WHISTLING IN THE DARK

(from kirkusreviews.com
by Megan Labrise)


James Magnuson photographed by Matt Valentine.


James Magnuson is the director of the prestigious Michener Center for Writers at the University of Texas. It’s a big job, and you’d be hard-pressed to select its most stressful charge. Each year he winnows over 1,000 applications down to 12. Then he’s got to lead classes that encourage and empower the young talent. And to top it all off, he has to pick up visiting writers at Austin-Bergstrom International Airport.

“Every fall and spring, I go to the airport to pick up some writer who I’ve probably never met,” says Magnuson. “I may have seen a photograph on the flap copy that could be quite old. As they come down the escalator I’m looking for someone who seems to be looking for me—and I thought, ‘Wow, what if I got the wrong person, you know?’ ”

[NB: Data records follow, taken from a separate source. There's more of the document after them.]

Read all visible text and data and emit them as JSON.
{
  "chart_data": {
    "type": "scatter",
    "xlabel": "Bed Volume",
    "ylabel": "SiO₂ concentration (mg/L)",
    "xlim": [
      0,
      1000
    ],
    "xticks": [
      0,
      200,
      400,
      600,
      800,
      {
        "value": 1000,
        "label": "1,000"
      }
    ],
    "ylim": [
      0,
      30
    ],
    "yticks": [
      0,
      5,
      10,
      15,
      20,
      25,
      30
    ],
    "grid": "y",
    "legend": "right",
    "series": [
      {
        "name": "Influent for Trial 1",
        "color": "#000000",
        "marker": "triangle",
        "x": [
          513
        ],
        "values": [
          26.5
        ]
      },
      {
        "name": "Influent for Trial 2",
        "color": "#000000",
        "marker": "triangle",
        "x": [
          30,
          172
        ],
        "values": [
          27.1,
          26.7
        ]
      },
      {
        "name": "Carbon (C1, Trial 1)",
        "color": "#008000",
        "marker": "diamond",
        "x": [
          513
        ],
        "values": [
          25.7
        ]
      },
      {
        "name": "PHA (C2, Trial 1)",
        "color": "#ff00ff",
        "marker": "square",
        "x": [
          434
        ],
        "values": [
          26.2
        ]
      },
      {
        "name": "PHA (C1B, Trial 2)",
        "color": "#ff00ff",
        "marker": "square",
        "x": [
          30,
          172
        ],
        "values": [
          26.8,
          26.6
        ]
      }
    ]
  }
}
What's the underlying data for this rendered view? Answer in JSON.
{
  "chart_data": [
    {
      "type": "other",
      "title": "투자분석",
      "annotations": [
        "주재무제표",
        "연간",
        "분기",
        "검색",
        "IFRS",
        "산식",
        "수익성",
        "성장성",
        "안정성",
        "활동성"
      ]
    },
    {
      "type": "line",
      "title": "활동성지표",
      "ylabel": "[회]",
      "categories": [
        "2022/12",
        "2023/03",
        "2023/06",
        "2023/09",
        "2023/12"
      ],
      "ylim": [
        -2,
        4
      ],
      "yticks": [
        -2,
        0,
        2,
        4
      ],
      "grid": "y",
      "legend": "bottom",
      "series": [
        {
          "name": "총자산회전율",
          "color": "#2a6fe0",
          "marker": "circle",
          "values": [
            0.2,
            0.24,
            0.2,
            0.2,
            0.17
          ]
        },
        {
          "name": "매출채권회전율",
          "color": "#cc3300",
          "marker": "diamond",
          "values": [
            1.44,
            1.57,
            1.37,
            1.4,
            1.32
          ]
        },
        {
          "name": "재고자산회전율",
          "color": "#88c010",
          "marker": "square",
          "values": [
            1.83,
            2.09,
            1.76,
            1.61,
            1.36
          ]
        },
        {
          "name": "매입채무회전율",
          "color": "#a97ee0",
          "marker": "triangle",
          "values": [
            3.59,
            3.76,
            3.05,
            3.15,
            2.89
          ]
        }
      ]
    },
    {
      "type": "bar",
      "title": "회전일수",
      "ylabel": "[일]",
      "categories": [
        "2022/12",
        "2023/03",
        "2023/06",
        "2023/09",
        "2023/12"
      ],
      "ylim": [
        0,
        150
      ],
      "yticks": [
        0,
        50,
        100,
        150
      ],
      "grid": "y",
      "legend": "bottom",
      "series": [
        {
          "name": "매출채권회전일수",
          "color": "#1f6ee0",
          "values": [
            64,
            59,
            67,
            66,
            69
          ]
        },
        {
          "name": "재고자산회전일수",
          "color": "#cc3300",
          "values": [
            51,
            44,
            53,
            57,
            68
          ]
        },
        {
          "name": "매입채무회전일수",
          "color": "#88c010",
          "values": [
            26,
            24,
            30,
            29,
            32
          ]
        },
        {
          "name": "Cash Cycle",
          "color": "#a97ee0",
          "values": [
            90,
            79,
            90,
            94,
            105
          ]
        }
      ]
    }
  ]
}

A case of mistaken authorial identity is just one thrust of Magnuson’s side-splitting ninth novel, Famous Writers I Have Known. Frankie Abandonato is a small-time New York City conman on the run after witnessing a mob hit—an homage to classic hideout movies Sister Act and Some Like It Hot. Lucky for Frankie, he’s a dead ringer for V.S. Mohle, a reclusive writer recently coaxed into a lucrative teaching gig at a program endowed by Rex Schoeninger, his bestselling rival. Frankie and Mohle hold tickets for the same plane, but only one is greeted at the airport by three adulatory coeds, capisci?

While Frankie sets his eyes on the long con, defrauding Schoeninger of his many millions, he happily picks up a professor’s paycheck in the meantime. A born storyteller, he makes few missteps acquiring the MFA lingo: “One of my favorite bits was to flip through a manuscript and randomly pick out a word. ‘Take a look at page seven,’ I would say. ‘Three lines down. You see the word “ploddingly”? You need to go home tonight and spend an hour meditating on exactly what that means and I think the whole story will open up for you,” Magnuson writes. And: “ ‘Excellent point,’ I’d say. ‘I agree about the voice. Once you get the voice, you’re off and running.’ ” Famous Writers I Have Known becomes a blazing sendup of the literary-industrial complex as it explores the age-old question: Can writing be taught...by a conman?

A second question imbues the novel with some unexpected poignancy, that of a writer’s legacy. It’s no coincidence that Schoeninger bears a strikingmagnuson cover resemblance to the late James A. Michener, who gave his name and fortune to Magnuson’s place of employment. “I worked with James Michener the last 10 years of his life, and knew him well enough—you know the way writers observe each other. He put up a front as if literary reputation didn’t matter, but I think it really did. There were many in the literary community who would sniff at him either out of superior taste or just snobbery or envy, consider him nothing but a hack. So it was a poignant story, and some of the things in this book are pretty close to life,” says Magnuson.

While Michener/Schoeninger isn’t entirely spared, neither is Magnuson, self-parodied in the form of program director Wayne, who has a sad collection of remaindered novels on his office shelf. “I have that, too, just because someone once let the washing machine overflow, and I had to take them out of my basement. A mark of total disgrace, your remaindered novels on the shelf—Wayne is me making terrible fun of myself,” says Magnuson.

Wayne worries about his own legacy in earnest: “I didn’t become a writer so I could end up directing a writing program. I did it because I thought that one day I would create something great, something that would endure,” Wayne laments. But Magnuson’s experience has led to a more clear-eyed view regarding the eternal life of fiction. “It’s classic whistling in the dark because few things outlive you. Even someone like Michener,” Magnuson says. Michener’s books once filled shelves at bookstores. Now maybe four of his novels still sell well. “But it’s a great dream and pushes you every day to do better, to write better. When you’re a writer you have to be your own cut man. You have to wipe off your own face with a big sponge,” he says.